How to stop discarded face masks from polluting the planet

  • 2021-04-21
  • 1762

You’re out for your daily walk. You see a face mask on the ground. Few want to touch what has shielded someone’s potentially virus-laden breath. So there it lies until it blows away—and that elemental problem is rapidly changing the landscape around the world, from grocery store parking lots to beaches on uninhabited islands.

Vaccines we mastered in record time to combat COVID-19. Litter in the time of the pandemic, it turns out, frustratingly defies solution.

A year ago, the idea that disposable face masks, gloves, and wipes could become global environmental pollutants was not a pressing concern. Personal protective equipment, PPE for short, was seen as essential for preventing the spread of COVID-19. No one imagined just how much of it would be needed, for so long. Then production exploded—and now the litter is inescapable.

In the time since, scientists have built a library of more than 40 studies that document the use and disposal of PPE and model what that looks like on a global scale. Numbers not known then tell the tale now.

Globally, 65 billion gloves are used every month. The tally for face masks is nearly twice that—129 billion a month. That translates into 3 million face masks used per minute.

A separate study reports that 3.4 billion face masks or face shields are discarded every day. Asia is projected to throw away 1.8 billion face masks daily, the highest quantity of any continent globally. China, with the world’s largest population (1.4 billion) discards nearly 702 million face masks daily.

The problems created by PPE litter have arrived at a complicated time in the effort to curb plastic waste. The amount of plastic waste accumulating in the oceans is forecast to triple in the next 20 years, with no real solution on the horizon. If every corporate pledge to use more recycled plastics were kept, the shift would reduce that projected tripling by just 7 percent.

The pandemic has also seen increased production of disposable packaging, as consumers have bought more takeout food, and as bans of single-use plastics, including shopping bags, were suspended because of fears that reusables would spread the virus. Many recycling centres and household waste disposal facilities have been closed or restricted during the pandemic.

What can be done? 

Within days after the pandemic was declared last March, Justine Ammendolia, a marine researcher based in Toronto and a National Geographic Society grantee, noticed face masks and gloves in increasing numbers as she took her daily walks. She also noticed lack of structured monitoring of PPE by any governmental or other organisation as it spread throughout the city.

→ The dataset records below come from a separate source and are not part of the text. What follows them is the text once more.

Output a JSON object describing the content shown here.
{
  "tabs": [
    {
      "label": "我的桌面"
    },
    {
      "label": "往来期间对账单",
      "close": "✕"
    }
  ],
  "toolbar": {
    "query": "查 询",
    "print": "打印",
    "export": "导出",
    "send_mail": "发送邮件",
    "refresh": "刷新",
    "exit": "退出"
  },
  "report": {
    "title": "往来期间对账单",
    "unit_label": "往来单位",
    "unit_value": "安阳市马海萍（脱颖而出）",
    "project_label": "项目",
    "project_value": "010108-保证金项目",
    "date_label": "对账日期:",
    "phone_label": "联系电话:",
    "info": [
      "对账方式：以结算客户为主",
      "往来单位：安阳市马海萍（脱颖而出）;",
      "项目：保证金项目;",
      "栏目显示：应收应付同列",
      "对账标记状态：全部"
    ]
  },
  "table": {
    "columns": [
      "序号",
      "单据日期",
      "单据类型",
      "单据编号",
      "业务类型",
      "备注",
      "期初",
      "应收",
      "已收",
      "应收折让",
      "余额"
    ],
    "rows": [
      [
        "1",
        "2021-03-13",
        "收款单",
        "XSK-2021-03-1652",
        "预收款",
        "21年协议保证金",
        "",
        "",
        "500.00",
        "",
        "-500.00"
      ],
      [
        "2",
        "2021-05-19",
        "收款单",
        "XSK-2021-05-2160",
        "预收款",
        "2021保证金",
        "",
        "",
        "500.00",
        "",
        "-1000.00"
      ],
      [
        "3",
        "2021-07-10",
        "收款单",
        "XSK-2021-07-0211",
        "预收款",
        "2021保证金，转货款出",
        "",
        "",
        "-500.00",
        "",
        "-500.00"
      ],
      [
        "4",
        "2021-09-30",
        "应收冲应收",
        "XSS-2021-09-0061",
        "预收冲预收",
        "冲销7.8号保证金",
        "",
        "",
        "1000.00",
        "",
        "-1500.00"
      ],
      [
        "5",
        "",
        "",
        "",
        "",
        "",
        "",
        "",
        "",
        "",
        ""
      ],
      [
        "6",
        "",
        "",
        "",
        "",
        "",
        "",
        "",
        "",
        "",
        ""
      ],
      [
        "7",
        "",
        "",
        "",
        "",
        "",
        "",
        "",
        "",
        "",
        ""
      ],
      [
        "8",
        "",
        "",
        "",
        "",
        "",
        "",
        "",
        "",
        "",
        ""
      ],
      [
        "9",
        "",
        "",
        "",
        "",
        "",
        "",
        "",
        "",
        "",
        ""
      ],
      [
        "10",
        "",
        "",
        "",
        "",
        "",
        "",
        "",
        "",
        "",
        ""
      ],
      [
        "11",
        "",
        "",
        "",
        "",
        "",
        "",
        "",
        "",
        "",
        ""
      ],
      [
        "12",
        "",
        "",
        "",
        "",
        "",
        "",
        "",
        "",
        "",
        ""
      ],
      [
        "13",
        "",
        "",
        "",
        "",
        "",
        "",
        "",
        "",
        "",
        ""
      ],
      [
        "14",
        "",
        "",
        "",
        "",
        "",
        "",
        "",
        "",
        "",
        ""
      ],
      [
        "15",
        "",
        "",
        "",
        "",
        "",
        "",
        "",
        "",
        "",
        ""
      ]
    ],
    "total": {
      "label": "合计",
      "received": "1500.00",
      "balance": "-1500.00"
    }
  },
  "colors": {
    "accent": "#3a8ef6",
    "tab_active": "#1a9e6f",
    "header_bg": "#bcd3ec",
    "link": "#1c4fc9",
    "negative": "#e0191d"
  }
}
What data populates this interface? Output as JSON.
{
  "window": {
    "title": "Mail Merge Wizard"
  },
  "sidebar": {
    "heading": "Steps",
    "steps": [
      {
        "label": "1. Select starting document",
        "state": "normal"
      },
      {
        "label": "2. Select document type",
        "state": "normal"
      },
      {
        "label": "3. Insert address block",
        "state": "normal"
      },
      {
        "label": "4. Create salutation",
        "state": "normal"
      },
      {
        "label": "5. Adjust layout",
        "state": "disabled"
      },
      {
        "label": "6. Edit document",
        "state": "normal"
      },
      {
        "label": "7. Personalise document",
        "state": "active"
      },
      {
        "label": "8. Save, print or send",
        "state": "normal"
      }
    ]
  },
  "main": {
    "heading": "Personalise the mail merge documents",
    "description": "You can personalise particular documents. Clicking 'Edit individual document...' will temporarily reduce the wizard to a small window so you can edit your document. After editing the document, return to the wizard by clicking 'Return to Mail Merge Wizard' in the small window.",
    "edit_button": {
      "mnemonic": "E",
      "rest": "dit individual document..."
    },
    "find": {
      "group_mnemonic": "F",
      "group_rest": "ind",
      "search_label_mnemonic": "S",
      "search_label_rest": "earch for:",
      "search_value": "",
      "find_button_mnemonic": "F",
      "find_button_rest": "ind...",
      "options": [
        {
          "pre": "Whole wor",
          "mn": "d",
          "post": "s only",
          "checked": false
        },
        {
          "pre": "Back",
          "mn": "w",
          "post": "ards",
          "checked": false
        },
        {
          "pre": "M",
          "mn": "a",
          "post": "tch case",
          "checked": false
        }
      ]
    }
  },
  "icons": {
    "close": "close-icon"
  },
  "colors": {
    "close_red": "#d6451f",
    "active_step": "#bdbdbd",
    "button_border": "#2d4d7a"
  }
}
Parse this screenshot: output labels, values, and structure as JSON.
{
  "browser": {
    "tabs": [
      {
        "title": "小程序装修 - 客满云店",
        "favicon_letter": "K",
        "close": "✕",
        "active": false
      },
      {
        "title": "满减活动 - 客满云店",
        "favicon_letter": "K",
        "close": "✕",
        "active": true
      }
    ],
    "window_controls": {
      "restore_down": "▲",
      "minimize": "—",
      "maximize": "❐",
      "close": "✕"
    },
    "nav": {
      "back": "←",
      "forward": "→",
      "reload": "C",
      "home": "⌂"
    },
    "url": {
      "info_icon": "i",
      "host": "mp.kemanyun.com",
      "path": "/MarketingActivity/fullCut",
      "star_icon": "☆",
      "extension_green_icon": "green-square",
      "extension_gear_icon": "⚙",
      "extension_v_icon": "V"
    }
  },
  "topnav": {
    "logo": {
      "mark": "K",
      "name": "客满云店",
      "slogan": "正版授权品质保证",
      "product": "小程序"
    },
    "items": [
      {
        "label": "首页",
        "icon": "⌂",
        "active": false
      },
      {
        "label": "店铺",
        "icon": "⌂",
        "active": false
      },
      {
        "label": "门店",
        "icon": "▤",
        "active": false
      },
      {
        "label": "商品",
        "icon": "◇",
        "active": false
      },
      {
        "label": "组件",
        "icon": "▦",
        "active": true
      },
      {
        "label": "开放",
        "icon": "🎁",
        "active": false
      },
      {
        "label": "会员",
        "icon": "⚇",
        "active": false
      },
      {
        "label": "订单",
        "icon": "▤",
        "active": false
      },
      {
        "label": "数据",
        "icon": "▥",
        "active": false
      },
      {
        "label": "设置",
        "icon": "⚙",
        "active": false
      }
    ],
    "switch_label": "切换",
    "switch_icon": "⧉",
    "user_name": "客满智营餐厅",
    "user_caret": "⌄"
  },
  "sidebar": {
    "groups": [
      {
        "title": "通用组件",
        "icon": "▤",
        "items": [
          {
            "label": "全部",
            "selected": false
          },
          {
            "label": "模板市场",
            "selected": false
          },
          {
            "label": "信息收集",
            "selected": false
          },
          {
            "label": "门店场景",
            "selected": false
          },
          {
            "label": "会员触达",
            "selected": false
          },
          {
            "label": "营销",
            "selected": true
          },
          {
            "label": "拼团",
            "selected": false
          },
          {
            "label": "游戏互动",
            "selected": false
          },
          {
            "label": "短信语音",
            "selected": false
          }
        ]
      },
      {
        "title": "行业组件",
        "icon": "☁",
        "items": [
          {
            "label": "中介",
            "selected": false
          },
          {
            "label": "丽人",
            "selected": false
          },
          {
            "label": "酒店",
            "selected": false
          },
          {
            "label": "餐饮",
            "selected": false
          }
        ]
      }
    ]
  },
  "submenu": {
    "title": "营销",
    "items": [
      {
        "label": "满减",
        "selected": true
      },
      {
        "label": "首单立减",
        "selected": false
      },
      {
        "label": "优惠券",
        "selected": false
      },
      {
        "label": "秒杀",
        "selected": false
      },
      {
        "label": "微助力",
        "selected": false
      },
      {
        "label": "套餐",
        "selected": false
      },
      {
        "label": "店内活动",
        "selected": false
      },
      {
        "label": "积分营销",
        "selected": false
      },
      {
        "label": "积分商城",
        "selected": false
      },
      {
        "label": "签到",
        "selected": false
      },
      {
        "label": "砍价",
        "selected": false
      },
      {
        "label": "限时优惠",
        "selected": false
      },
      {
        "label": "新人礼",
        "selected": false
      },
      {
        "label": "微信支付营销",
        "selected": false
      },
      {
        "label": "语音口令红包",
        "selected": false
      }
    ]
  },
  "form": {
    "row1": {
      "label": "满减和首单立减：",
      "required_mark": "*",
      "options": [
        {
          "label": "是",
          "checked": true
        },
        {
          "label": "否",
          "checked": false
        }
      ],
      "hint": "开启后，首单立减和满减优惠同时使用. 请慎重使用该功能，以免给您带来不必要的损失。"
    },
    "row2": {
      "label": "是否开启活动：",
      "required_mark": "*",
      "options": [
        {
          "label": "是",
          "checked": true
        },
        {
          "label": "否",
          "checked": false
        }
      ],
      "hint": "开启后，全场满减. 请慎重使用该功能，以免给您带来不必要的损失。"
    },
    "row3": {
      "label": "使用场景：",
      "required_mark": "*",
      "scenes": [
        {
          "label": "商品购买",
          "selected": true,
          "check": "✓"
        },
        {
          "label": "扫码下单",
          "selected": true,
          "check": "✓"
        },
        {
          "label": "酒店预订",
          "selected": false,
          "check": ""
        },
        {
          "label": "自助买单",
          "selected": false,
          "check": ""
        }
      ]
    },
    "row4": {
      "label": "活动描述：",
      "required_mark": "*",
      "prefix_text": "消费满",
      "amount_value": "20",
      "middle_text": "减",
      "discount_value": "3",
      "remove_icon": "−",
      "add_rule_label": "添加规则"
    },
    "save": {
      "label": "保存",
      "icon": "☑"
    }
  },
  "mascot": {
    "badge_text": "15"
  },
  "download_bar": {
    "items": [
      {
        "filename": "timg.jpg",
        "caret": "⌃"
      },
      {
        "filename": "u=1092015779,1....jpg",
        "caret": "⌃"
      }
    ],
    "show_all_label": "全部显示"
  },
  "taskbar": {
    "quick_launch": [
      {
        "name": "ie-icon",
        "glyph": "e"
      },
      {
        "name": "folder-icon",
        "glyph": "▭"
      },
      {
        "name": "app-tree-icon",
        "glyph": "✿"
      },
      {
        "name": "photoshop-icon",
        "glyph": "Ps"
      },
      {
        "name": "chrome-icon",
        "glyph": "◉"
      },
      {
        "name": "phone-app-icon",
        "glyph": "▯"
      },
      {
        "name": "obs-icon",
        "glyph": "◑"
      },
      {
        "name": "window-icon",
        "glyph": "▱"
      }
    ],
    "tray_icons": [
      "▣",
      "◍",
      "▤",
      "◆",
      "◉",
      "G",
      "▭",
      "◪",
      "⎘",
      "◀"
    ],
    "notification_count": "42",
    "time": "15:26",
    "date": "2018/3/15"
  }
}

To identify hotspots, Ammendolia herself documented face masks, gloves, and wipes at six sites, including two grocery store parking lots, a hospital district, two residential areas, and a recreational trail. She logged 1,306 items over five weeks last summer. Not surprisingly, the grocery parking lots had the most, followed by the hospital district.

“It’s not the biggest amount of plastic in the world,” she says, “But, the thing is, we’re going to be changed after this event, as is our relationship with disposability. This raises attention to the amount of waste being produced.That is the starting point of the conversation.”